Getting arrested for driving under the influence (DUI) doesn’t happen on a whim. An officer must have a reasonable cause to pull you over – perhaps you had missed several traffic signs or exhibited erratic driving behavior. The officer must also have probable cause to book you for DUI, either because your roadside tests highly suggest you’re intoxicated, or a breath test reveals your blood alcohol content (BAC) level is at least .08%.
But once an officer arrests you for DUI, they will immediately confiscate your license. From that point, Maryland’s Motor Vehicle Administration (MVA) will suspend your license, and the officer will issue you a temporary paper license, which is only valid for 45 days.
You might think that even if police confiscate your license, you can instantly get back to driving thanks to the temporary paper license. However, you shouldn’t try anything reckless and instead consider heading home with the help of a friend or loved one. You can face additional penalties if another officer catches you driving immediately after your arrest.
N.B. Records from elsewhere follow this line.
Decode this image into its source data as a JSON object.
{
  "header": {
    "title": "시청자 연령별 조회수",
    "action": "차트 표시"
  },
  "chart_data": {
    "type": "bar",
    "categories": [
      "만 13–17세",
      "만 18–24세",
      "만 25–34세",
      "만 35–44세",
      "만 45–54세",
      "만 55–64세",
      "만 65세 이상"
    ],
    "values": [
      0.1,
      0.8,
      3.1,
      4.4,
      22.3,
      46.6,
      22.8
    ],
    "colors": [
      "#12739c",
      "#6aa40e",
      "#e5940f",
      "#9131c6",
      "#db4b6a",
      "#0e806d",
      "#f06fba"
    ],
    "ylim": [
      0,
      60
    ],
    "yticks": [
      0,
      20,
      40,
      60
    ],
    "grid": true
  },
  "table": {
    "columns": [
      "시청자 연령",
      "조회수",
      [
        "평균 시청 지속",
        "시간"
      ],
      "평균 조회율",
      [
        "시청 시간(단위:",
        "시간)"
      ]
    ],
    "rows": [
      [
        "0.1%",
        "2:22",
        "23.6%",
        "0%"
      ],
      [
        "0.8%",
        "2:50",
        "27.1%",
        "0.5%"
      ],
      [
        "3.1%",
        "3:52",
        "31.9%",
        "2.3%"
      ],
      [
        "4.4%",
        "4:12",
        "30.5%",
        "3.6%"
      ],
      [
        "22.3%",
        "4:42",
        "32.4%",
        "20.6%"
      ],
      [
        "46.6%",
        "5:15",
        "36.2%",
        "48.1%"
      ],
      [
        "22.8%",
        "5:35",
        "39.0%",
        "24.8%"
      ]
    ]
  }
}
Penalties for driving immediately after arrest
Under Maryland law, drivers are prohibited from operating a motor vehicle within 12 hours of their arrest for DUI. Those who violate this law face penalties separate from the punishments of a DUI conviction.
If you’re convicted of driving after a DUI arrest, a court could order you to pay a maximum fine of $500 and serve up to two months in jail.
A DUI charge puts your license under suspension and restricts your driving privileges immediately following your arrest. Remember that you shouldn’t quickly get back behind the wheel following an arrest. Instead, you might want to spend time planning how to handle your DUI case and license suspension with the help of a legal professional.